When at last the officer lowered his telescope, Adrian came forward and saluted him with a slight bow, all unconsciously as unlike the average Jack Tar's scrape to his superior as can be well imagined:
"Am I not," he asked, "addressing in you, sir, one of the Cochranes of the Shaws?"
The question and the tone from a common sailor were, of course, enough to astonish the young man. But there must be more than this, as Adrian surmised, to cause him to blush, wax angry, and stammer like a very school-boy found at fault. Speaking with much sharpness:
"My name is Smith, my man," cried he, seizing his belongings, "and you—just carry on with that coiling!"
"And my name, sir, is Adrian Landale, of Pulwick Priory. I would like a moment's talk with you, if you will spare me the time. The Cochranes of the Shaws have been friends of our family for generations."

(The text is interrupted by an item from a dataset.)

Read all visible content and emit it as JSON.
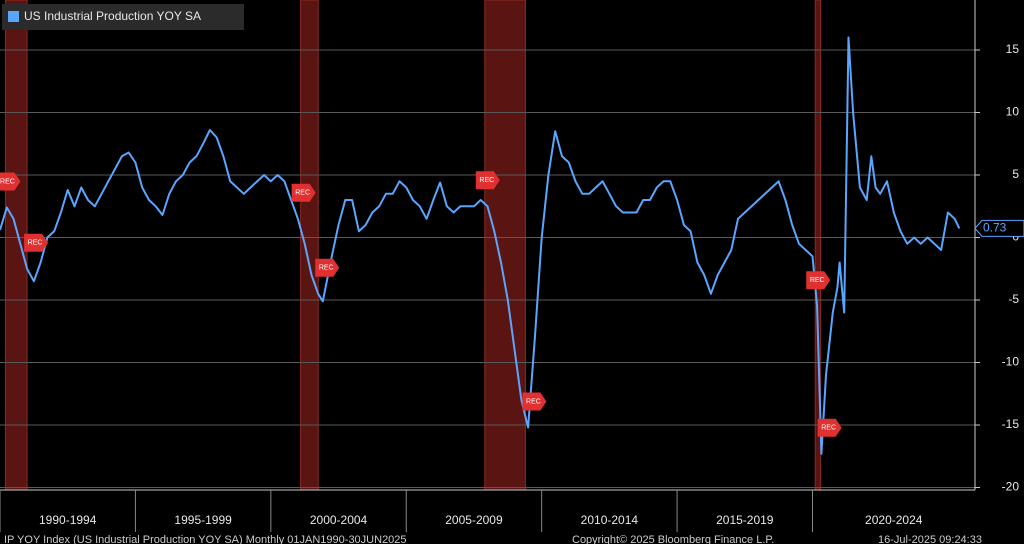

A guffaw burst from a group of Adrian's mates working hard by, at this recurrence of what had become with them a standing joke; but the officer, who had turned on his heels, veered round immediately, and stood eyeing the speaker in profound astonishment.
"Great God, is it possible! Did you say you were a Landale of Pulwick? How the devil came you here then, and thus?"
"Press-gang," was Adrian's laconic answer.
The lad gave a prolonged whistle, and was lost for a moment in cogitation.